Pensé entonces en Iván. Nuestra pasión había sido de muy buena calidad. No solíamos recrearnos en los preludios, pero alargábamos el desenlace al máximo. Gritábamos, nos arañábamos. Sudábamos como animales con sonrisa triunfante al alcanzar el gran premio del placer.

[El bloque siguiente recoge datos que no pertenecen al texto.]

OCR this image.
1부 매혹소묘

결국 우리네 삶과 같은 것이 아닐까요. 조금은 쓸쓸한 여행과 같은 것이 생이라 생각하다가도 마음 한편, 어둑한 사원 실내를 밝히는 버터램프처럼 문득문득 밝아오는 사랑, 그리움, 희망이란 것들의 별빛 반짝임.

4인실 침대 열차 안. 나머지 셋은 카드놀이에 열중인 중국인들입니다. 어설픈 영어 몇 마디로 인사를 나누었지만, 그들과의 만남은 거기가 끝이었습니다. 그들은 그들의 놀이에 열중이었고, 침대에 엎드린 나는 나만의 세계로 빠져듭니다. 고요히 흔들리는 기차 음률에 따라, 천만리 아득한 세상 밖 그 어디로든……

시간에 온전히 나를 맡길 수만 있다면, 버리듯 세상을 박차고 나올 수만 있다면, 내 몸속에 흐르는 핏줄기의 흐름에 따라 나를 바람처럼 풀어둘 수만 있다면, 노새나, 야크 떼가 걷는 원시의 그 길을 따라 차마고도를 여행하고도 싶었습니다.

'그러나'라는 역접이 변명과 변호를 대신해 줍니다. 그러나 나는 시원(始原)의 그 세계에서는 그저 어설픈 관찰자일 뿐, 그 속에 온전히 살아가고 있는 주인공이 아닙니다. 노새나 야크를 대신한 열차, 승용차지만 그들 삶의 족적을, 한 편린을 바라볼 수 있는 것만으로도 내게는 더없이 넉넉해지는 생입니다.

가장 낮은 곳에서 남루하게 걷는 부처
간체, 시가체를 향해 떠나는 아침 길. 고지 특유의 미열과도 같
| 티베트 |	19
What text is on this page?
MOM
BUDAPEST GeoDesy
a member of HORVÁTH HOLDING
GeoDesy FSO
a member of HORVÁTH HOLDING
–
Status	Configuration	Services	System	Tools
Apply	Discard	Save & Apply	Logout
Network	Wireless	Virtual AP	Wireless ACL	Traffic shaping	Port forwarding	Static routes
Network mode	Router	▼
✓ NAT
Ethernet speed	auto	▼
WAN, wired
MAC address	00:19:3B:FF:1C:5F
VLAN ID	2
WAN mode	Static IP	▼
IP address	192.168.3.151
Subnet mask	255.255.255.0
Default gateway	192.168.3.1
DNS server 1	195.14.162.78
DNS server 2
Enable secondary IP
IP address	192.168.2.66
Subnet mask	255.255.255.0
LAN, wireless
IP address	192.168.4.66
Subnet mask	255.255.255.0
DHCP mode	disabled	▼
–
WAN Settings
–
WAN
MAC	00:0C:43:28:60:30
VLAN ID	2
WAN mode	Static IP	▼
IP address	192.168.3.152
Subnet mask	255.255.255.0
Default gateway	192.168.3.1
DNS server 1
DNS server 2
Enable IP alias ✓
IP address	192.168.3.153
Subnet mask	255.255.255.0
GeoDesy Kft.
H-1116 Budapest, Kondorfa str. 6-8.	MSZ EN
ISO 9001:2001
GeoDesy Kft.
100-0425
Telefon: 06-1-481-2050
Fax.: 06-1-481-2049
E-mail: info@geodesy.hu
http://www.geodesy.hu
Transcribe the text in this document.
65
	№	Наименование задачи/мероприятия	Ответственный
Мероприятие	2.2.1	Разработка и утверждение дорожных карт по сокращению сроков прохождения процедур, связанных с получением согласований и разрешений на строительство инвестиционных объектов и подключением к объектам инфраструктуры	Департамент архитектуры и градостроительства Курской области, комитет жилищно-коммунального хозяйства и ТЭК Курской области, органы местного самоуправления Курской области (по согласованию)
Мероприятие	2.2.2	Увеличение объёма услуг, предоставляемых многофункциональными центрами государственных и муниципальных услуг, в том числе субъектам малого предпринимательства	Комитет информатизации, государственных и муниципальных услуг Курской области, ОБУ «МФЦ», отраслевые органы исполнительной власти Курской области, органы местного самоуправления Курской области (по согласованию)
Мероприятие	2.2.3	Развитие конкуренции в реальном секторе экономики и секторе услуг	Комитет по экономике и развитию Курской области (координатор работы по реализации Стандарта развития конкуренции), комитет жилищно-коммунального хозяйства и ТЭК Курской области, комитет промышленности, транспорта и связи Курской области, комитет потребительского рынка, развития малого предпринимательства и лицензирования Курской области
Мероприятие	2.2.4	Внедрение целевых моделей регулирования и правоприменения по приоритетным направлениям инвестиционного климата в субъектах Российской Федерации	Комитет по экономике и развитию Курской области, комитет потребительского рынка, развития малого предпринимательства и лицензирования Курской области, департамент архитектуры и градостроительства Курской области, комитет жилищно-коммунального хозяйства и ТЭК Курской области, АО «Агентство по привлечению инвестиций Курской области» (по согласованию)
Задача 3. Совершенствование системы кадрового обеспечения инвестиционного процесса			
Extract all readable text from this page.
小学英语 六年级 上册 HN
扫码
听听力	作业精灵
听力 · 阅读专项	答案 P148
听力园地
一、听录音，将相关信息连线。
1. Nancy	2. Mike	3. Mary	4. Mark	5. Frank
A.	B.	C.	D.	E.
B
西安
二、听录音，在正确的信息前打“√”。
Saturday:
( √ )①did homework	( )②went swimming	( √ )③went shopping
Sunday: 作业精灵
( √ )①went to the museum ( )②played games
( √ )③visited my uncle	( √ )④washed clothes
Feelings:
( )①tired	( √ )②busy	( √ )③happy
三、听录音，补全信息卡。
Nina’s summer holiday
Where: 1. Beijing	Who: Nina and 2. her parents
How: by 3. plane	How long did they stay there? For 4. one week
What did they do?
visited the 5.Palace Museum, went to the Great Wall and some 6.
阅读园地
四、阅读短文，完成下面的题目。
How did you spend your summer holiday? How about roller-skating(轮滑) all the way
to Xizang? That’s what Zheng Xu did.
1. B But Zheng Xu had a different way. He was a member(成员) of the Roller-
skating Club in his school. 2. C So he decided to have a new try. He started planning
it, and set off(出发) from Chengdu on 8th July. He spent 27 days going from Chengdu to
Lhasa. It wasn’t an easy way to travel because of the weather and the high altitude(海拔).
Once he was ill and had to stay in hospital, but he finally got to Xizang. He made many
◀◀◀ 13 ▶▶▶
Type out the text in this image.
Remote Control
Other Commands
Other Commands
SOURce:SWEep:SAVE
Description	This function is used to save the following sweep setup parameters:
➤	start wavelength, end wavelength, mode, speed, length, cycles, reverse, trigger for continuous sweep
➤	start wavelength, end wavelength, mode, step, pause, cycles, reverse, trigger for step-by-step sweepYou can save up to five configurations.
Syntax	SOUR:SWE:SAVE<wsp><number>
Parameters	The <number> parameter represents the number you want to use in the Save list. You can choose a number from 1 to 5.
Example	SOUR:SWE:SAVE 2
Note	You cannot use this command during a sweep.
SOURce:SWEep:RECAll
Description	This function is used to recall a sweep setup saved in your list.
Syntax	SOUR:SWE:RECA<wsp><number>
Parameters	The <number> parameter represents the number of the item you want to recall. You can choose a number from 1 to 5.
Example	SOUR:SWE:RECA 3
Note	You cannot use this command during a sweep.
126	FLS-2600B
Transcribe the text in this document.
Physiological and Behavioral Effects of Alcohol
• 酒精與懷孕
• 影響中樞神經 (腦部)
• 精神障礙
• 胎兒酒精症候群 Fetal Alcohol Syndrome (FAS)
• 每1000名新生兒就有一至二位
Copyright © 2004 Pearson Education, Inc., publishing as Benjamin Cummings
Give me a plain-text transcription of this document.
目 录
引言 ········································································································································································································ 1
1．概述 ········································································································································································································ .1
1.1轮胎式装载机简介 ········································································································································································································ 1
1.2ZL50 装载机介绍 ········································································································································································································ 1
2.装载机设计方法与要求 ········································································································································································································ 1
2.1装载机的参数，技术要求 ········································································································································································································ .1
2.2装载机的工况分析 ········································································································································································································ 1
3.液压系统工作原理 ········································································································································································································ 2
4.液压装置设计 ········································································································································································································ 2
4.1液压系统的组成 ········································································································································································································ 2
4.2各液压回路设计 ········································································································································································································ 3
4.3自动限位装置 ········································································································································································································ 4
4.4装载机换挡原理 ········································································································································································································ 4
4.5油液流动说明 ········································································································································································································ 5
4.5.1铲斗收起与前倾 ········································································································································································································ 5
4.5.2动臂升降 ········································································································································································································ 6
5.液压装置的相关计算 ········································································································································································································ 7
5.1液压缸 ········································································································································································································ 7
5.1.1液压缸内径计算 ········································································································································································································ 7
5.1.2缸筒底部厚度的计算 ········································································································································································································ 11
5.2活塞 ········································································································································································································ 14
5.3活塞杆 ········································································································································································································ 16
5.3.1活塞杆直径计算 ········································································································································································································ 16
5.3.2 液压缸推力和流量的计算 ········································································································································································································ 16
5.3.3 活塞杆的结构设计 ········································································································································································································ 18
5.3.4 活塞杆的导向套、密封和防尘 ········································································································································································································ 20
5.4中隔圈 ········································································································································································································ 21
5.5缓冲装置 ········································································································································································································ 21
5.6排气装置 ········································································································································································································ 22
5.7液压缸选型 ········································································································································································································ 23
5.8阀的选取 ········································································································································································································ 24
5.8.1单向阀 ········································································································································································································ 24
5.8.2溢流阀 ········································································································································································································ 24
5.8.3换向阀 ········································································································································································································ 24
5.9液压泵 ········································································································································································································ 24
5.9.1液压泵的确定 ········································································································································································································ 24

Jamás le fui infiel y dudaba de que él me hubiese puesto los cuernos alguna vez. No al menos por andar hambriento de orgasmos. Si lo hizo sería por otra razón. Por dar con alguien mejor; diferente; más diestra en la cama; más caliente aún. O quizá animado por algún amigo borracho en alguna de sus juergas «sanas para toda relación», como él las llamaba. Yo no recuerdo haberle dado negativas a ninguna de sus propuestas eróticas; tampoco es que fueran muy descabelladas. No sé…, entre nosotros falló algo. Nos apagamos los dos. Fue la anestesia del desencanto culpa de la rutina. Fue la desquiciante comodidad al saber que siempre saldrá agua si abres el grifo. Y me indignaba no haber sido yo quien hubiese dado el paso. Fui tan egoísta conmigo misma que me privé durante más de dos años de encontrar algo mejor. Por eso no lo odiaba, porque le agradecía la oportunidad que me brindó al marcharse. Tal vez por ese motivo mi ego aceptó seguir amándolo de otro modo. Era amor desde el desamor. Las migajas del cariño restante. Y mi conciencia agradecida sentía que le debía una.

Lo que no pensé en aquel momento fue que Iván tuviese la cara de exigirme el pago de dicha deuda sin cumplir el plazo que conllevaba semejante concesión emotiva.

—¿Tiraste mis cosas? —me preguntó casi un mes después de haberme plantado.

—Me ordenaste que lo hiciera.

—Pero ¿lo has hecho? —insistió desde cualquier lugar con su boca pegada al móvil. Casi podía percibir su aliento. Lo recordaba dulce; con olor a caramelo.

—Sí, lo hice. ¿Por?

—Ya te vale, Amaia. Nunca haces ni puñetero caso de nada de lo que te digo y justo esta vez has tenido que ser rápida y eficiente.

—Han pasado semanas. ¿Qué quieres ahora?

—Olvidé algo importante e irremplazable.

—Pues lo siento. Lo coloqué todo en cajas y lo dejé al lado de los contenedores de la esquina.

—Vaya, muchas gracias por las molestias en ofrecerme un anonimato digno.

—¡Tendrás morro! Me dijiste que tirara tus cosas. Te largaste sin dar una explicación.

—Tampoco me la has pedido. Y tirar no es dejar al lado del contenedor en cajas. Ahí cualquiera puede hurgar y dar con algo íntimo que me pertenece.